A fuel rail assembly for an internal combustion engine comprising an elongated main gallery (2) and a plurality of fuel delivery outlets (4) spaced along the main gallery (2) for hydraulically coupling the main gallery (2) to fuel injectors which are operable to inject fuel into the combustion engine, each fuel delivery outlet (4) having an injector cup (8) for receiving a fuel inlet of a respective one of the fuel injectors, and an injector cup mounting connection (6) arranged between the main gallery (2) and the injector cup (8) for hydraulically and mechanically coupling the injector cup (8) to the main gallery (2), and a fixing bracket (10) adapted to fasten the main gallery (2) to the engine, the fixing bracket (10) being spaced apart from the injector cup (8) and being secured to the main gallery (2), with a fastening element (22) to secure the fixing bracket (10) to the engine, and a rigid connection member (28) coupled to the fixing bracket (10) extending between the fixing bracket (10) and one of the injector cup (8) and the injector cup mounting connection (6), to establish a rigid connection between the injector cup (8) and the fixing bracket (10) characterised in that the fixing bracket (10) comprises a U-shaped member in cross-section and defines a channel (20) through which the fastening element (22) passes to secure the fixing bracket (10) to the engine, the fixing bracket (10) having a first leg (16) secured to the main gallery (2) and a second leg (18) joining the connection member (28), the lower end of the fixing bracket (10) adapted to abut the engine being shaped outwardly to form a flange (30) to create a wider surface area to provide contact between the fastening bracket (10) and the engine, the upper end of the fixing bracket (10) being shaped outwardly to form a flange (26) to provide a larger contact area for a clamping head (24) of the fastening element (22).
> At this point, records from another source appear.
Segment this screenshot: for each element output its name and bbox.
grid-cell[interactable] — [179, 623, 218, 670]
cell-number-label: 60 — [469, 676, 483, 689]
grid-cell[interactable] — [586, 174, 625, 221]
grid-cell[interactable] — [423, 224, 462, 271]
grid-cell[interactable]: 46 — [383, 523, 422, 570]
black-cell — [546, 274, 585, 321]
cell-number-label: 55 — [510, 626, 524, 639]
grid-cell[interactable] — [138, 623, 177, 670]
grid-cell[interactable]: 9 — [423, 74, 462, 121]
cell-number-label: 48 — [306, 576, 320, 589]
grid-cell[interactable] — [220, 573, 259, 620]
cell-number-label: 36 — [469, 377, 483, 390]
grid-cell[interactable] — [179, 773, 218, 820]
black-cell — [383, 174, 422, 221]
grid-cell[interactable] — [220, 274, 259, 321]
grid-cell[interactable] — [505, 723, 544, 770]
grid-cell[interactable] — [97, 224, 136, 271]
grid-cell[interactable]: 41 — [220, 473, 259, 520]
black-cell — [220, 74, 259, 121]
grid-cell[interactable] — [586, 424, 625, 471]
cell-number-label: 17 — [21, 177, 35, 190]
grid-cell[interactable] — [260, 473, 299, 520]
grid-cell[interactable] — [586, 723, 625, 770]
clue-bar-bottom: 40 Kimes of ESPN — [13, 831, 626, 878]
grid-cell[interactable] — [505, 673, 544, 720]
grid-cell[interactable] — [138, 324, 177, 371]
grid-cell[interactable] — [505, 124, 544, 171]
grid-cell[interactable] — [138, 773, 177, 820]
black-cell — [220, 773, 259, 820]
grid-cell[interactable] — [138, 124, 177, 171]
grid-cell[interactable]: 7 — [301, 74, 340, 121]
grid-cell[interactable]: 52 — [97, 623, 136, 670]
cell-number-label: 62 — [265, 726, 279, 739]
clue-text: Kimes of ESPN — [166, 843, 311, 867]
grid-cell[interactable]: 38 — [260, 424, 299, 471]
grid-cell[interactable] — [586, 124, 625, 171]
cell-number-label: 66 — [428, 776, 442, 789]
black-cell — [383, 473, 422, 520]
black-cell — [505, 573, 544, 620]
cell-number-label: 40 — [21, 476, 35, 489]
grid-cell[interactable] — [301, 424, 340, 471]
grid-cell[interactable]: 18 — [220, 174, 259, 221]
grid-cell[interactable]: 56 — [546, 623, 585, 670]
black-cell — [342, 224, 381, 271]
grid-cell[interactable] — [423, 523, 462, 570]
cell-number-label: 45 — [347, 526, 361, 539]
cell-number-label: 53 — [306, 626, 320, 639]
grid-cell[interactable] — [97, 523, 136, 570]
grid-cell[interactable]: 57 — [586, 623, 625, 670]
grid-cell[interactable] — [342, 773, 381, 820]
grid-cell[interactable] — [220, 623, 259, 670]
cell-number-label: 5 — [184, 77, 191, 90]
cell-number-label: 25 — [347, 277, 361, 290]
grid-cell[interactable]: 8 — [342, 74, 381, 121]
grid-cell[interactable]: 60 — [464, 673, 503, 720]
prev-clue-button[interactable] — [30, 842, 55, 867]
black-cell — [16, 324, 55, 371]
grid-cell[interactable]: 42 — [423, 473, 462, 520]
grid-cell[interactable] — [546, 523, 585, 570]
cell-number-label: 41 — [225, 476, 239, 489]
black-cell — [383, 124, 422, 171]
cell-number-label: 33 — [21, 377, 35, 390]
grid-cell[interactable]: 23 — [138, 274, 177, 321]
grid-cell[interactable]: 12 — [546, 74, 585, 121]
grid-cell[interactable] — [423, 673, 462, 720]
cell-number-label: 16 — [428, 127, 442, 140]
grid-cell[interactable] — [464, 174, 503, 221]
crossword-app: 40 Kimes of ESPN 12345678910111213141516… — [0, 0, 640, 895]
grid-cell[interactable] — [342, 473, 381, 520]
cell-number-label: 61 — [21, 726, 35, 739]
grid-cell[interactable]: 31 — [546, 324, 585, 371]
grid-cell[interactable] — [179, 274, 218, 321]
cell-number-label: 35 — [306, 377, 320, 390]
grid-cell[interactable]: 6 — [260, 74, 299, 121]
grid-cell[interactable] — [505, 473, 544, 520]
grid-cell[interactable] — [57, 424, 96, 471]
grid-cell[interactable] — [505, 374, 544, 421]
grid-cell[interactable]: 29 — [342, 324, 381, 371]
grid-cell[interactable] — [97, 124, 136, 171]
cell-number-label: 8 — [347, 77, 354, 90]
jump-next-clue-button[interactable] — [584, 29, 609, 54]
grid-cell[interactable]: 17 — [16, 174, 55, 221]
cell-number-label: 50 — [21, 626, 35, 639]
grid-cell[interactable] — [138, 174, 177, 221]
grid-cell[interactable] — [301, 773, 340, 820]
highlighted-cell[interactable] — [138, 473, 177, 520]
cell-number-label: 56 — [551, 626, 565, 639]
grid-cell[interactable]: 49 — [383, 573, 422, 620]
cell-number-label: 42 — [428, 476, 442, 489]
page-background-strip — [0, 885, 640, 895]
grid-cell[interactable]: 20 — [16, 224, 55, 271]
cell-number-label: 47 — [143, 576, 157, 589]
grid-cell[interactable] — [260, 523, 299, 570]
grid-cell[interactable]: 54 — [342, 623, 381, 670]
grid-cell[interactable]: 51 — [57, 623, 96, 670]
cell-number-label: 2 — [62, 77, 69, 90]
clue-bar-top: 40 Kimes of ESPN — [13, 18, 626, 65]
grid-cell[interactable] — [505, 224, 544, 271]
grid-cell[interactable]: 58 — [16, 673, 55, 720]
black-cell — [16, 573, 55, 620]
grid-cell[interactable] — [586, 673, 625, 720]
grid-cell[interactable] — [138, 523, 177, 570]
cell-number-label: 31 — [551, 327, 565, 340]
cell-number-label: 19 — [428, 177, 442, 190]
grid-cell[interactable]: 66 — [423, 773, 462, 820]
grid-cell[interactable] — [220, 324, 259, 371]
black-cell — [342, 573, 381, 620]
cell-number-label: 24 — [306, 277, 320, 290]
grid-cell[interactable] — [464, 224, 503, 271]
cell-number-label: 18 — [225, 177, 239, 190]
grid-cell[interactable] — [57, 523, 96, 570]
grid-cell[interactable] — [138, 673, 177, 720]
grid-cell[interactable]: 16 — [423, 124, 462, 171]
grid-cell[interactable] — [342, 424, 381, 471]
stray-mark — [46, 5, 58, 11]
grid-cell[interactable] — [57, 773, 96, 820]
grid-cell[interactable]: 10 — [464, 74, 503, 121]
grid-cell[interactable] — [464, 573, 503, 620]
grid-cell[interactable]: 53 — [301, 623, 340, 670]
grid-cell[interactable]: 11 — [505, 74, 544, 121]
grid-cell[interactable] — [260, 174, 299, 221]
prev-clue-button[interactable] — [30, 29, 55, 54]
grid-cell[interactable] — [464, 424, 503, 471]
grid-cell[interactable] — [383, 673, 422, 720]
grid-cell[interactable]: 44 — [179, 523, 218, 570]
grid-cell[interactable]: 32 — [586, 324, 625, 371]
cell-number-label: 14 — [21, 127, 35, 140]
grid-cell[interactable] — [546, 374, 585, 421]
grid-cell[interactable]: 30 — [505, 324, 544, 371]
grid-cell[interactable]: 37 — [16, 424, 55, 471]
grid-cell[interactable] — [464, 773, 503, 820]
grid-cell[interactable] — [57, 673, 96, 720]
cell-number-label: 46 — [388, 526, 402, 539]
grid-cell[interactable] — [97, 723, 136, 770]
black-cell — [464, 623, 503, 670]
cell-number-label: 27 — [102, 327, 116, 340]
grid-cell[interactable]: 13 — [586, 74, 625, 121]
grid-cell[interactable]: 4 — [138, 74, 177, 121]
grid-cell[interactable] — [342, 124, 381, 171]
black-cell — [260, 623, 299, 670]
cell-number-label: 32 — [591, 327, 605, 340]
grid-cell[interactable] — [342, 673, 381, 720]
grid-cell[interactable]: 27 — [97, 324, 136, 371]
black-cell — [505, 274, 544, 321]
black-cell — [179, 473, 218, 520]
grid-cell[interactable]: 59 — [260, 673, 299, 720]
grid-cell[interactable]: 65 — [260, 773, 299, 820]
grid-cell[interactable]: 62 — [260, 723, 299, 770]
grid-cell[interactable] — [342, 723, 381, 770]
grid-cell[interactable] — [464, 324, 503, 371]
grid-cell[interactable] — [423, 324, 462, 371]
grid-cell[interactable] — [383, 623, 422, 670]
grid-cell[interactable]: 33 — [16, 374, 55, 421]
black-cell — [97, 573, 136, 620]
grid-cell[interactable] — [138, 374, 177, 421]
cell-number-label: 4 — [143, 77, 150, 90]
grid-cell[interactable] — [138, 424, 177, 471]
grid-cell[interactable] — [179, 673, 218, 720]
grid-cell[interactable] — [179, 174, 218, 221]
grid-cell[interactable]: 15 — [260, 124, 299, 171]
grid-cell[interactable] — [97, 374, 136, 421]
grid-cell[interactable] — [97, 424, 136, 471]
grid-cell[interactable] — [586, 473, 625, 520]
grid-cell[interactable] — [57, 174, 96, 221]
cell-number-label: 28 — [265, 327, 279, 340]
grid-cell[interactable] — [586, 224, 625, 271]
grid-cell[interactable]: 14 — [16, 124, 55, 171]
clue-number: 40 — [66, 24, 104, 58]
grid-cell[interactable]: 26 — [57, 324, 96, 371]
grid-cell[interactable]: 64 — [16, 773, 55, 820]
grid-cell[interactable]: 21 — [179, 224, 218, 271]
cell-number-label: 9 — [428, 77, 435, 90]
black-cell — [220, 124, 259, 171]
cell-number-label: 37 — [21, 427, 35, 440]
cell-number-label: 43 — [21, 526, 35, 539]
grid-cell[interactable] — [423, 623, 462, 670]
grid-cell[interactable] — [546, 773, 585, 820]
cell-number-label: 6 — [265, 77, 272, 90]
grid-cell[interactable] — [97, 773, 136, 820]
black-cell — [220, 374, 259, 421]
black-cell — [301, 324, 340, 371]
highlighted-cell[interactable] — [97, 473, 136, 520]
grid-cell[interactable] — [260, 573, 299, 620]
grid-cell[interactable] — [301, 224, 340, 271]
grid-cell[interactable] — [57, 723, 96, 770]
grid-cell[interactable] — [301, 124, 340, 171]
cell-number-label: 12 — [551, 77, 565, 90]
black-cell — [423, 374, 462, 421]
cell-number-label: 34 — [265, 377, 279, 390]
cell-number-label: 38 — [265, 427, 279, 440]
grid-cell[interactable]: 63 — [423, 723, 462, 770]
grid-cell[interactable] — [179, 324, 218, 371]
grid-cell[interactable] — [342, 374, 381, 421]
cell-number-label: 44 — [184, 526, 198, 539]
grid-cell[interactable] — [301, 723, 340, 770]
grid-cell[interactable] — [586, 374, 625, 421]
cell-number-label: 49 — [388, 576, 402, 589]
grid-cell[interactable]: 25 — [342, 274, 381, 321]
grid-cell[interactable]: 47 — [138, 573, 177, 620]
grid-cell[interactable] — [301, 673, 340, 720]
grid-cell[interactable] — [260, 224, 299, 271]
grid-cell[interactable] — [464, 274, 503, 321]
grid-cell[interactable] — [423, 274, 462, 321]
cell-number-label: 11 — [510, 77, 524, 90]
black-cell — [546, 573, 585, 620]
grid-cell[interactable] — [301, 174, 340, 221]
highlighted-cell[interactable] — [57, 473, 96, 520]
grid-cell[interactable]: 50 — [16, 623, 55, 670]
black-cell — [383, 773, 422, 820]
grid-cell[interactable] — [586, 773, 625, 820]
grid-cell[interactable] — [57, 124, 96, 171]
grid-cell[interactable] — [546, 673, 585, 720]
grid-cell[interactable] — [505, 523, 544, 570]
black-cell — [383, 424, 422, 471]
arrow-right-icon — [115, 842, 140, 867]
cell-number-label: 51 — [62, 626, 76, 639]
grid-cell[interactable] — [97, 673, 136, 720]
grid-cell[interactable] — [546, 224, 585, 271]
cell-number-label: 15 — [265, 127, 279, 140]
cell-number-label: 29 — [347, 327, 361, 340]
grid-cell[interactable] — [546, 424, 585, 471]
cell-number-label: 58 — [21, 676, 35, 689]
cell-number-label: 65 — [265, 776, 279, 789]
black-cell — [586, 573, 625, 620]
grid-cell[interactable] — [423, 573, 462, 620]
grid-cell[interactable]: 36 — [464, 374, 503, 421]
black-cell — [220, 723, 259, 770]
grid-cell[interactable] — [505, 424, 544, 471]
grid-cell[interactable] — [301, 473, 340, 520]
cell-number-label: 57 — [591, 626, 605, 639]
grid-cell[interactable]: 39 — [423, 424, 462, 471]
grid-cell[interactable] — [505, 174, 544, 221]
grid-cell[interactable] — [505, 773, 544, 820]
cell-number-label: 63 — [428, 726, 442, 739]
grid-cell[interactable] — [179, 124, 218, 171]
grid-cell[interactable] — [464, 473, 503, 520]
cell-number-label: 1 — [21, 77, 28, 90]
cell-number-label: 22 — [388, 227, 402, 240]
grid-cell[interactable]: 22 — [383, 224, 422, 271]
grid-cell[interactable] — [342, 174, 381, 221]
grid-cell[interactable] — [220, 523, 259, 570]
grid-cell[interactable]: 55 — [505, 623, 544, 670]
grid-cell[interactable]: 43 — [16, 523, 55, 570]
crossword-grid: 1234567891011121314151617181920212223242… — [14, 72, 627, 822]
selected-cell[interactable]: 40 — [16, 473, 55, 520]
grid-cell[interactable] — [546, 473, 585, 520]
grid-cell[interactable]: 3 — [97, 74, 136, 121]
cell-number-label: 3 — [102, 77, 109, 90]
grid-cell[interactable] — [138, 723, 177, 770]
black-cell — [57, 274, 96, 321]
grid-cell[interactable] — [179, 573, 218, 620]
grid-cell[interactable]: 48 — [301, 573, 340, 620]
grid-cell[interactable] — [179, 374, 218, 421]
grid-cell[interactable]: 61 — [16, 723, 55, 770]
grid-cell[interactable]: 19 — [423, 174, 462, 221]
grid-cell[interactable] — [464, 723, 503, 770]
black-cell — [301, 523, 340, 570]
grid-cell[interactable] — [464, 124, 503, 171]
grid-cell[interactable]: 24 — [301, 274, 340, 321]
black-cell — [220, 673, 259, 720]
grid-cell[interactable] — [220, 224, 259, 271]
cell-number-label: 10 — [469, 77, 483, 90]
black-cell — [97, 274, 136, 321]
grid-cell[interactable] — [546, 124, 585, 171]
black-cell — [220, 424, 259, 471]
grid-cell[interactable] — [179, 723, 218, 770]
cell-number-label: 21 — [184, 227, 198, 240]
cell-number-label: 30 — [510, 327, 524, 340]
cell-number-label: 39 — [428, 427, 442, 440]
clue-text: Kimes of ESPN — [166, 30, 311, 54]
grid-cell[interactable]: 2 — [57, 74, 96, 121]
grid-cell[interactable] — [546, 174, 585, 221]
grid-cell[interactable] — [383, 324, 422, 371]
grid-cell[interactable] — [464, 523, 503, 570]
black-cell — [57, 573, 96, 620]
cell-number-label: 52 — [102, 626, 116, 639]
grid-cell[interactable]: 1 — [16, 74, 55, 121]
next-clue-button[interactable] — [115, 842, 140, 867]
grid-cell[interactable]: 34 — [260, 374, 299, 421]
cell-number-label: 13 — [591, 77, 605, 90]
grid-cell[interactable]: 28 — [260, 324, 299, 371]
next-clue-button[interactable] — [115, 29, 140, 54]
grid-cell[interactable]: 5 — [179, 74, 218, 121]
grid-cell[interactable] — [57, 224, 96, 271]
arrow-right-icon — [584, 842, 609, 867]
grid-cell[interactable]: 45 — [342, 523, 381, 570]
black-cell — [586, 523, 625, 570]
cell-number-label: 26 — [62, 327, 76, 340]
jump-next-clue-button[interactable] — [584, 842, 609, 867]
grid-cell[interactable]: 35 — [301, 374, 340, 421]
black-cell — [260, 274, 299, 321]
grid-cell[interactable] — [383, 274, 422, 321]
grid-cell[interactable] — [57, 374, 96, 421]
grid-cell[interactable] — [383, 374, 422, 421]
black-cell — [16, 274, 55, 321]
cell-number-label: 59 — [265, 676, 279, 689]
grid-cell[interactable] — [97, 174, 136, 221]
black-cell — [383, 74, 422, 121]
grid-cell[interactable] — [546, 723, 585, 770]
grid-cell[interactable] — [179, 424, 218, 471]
A fuel rail assembly according to claim 1, wherein the connection member (28) is integral with the fixing bracket (10) .
A fuel rail assembly according to any one of claims 1 to 2, wherein the fixing bracket (10) is formed of plate material stamped or pressed into the required shape.
A fuel rail assembly according to according to any one of claims 1 to 3, wherein the connection member (28) is formed of plate material stamped or pressed into the required shape.
A fuel rail assembly according to any one of claims 1 to 4, wherein the injector cup (8) and the injector cup mounting connection (6) are brazed together and the mounting connection (6) is brazed to the main gallery (2) so as to provide a fluid tight seal for the hydraulic passage between the main gallery (2) and the fuel injector.